Alex Chilton wore a lot of hats in his three-plus decade career -- from teenage pop-soul hitmaker to overlooked pop genius/cult figure to iconoclastic recluse to veteran singer-songwriter. It's the second of those guises -- as the frontman for the legendary underground power-pop combo Big Star -- for which he is probably now the most famous. But even before that, he was the star singer of the Memphis-based white R&B group The Box Tops, who scored a number one single with "The Letter" in 1967 when Chilton only 16.

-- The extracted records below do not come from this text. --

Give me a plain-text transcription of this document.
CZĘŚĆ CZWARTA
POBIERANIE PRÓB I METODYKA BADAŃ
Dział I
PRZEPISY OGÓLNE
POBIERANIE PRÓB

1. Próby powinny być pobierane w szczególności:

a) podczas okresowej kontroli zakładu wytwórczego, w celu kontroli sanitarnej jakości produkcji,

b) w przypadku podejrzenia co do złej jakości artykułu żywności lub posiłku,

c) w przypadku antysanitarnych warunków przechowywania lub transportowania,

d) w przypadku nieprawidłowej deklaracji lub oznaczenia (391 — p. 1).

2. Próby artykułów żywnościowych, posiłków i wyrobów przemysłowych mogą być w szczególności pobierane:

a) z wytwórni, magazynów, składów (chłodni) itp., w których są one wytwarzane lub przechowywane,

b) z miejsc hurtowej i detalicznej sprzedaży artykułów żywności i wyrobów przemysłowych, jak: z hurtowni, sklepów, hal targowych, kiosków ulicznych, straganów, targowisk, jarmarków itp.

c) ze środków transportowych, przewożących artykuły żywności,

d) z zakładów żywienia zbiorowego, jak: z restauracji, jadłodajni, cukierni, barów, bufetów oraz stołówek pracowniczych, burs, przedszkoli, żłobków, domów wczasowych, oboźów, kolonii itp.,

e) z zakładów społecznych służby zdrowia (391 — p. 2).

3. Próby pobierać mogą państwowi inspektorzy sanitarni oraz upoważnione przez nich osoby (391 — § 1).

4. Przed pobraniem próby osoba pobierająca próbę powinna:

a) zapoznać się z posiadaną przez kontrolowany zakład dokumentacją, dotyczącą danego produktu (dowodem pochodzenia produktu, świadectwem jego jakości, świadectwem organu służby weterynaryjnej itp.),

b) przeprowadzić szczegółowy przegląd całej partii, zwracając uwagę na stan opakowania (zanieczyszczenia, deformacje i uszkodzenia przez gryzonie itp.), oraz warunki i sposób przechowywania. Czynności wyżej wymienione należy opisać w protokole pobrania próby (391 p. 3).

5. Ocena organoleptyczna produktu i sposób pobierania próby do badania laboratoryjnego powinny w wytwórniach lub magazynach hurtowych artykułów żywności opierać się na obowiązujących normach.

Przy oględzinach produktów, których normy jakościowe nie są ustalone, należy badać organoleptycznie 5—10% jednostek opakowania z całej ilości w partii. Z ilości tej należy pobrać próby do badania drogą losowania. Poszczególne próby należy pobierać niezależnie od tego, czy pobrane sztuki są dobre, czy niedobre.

Shortly after The Box Tops disbanded in 1970, Chilton embarked on the tragic odyssey of Big Star, one of the most influential and commercially overlooked American rock bands that ever lived. In the early '70s, Big Star released two huge glorious records, #1 Record (1971) and Radio City (1974), which were full of sweet majestic pop perfection that would influence everyone from Tom Petty to R.E.M. to The Replacements to Teenage Fanclub. Sadly, Big Star's label, Ardent (a subsidiary of Stax), completely mangled the distribution of those records and the band never made any money. Financial difficulties and infighting would eventually lead to Big Star's dissolution, though a posthumous third album, Third, would follow in 1978.

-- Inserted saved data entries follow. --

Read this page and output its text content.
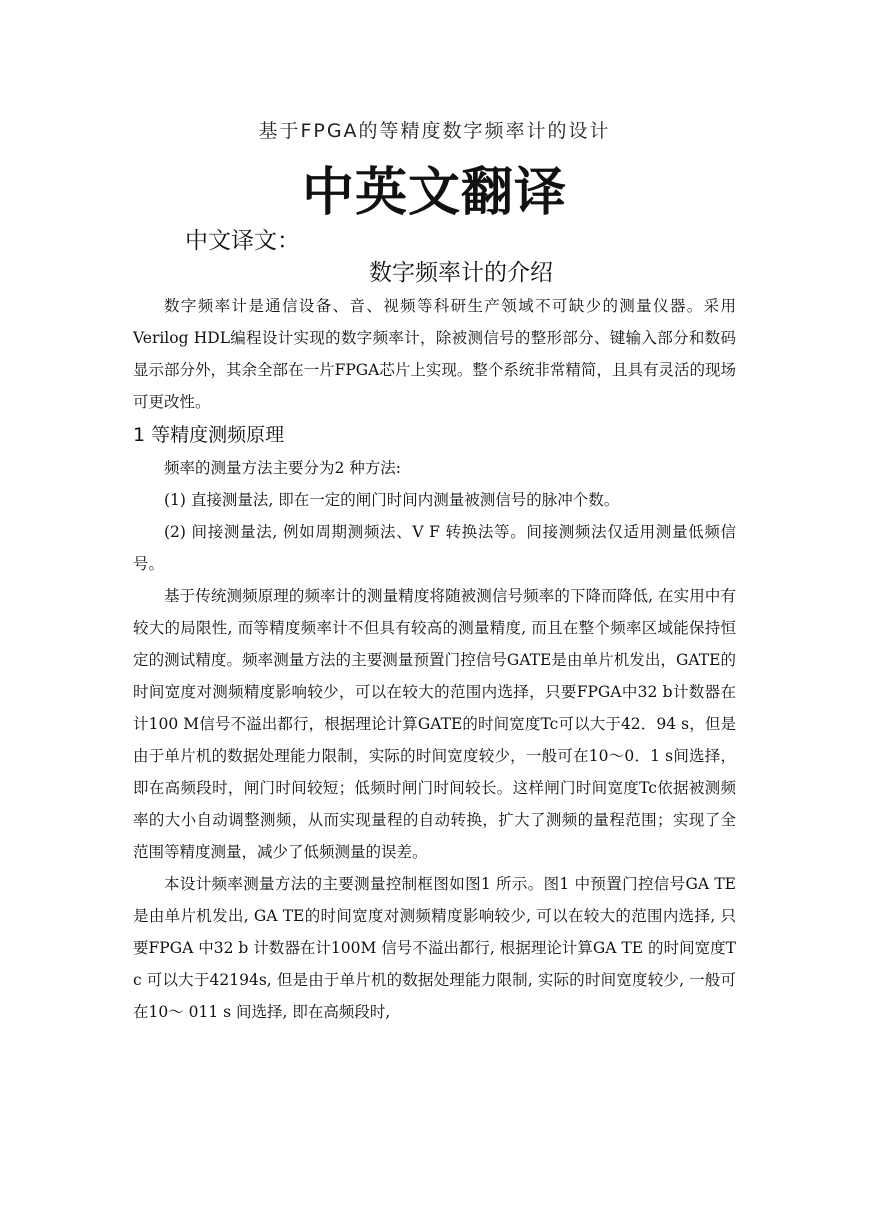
基于FPGA的等精度数字频率计的设计
中英文翻译
中文译文：
数字频率计的介绍

数字频率计是通信设备、音、视频等科研生产领域不可缺少的测量仪器。采用Verilog HDL编程设计实现的数字频率计，除被测信号的整形部分、键输入部分和数码显示部分外，其余全部在一片FPGA芯片上实现。整个系统非常精简，且具有灵活的现场可更改性。

1 等精度测频原理

频率的测量方法主要分为2 种方法:

(1) 直接测量法, 即在一定的闸门时间内测量被测信号的脉冲个数。

(2) 间接测量法, 例如周期测频法、V F 转换法等。间接测频法仅适用测量低频信号。

基于传统测频原理的频率计的测量精度将随被测信号频率的下降而降低, 在实用中有较大的局限性, 而等精度频率计不但具有较高的测量精度, 而且在整个频率区域能保持恒定的测试精度。频率测量方法的主要测量预置门控信号GATE是由单片机发出，GATE的时间宽度对测频精度影响较少，可以在较大的范围内选择，只要FPGA中32 b计数器在计100 M信号不溢出都行，根据理论计算GATE的时间宽度Tc可以大于42．94 s，但是由于单片机的数据处理能力限制，实际的时间宽度较少，一般可在10～0．1 s间选择，即在高频段时，闸门时间较短；低频时闸门时间较长。这样闸门时间宽度Tc依据被测频率的大小自动调整测频，从而实现量程的自动转换，扩大了测频的量程范围；实现了全范围等精度测量，减少了低频测量的误差。

本设计频率测量方法的主要测量控制框图如图1 所示。图1 中预置门控信号GA TE 是由单片机发出, GA TE的时间宽度对测频精度影响较少, 可以在较大的范围内选择, 只要FPGA 中32 b 计数器在计100M 信号不溢出都行, 根据理论计算GA TE 的时间宽度T c 可以大于42194s, 但是由于单片机的数据处理能力限制, 实际的时间宽度较少, 一般可在10～ 011 s 间选择, 即在高频段时,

After Big Star broke up, Chilton began producing a breathtakingly eclectic array of records, including his most famous recording, The Cramps' psychobilly 1980 debut record, Songs the Lord Taught Us. Over the next two decades he recorded sporadically, with most of his releases consisting of cover songs. That's the case of 2000's Set (called Loose Shoes and Tight Pussy outside the U.S.), a collection of loose, bluesy ragged reworkings of a few famous songs and some more obscure ones. The featured track, "Oogum Boogum," was written and originally recorded by pop-soul vocalist Brenton Wood in the late '60s.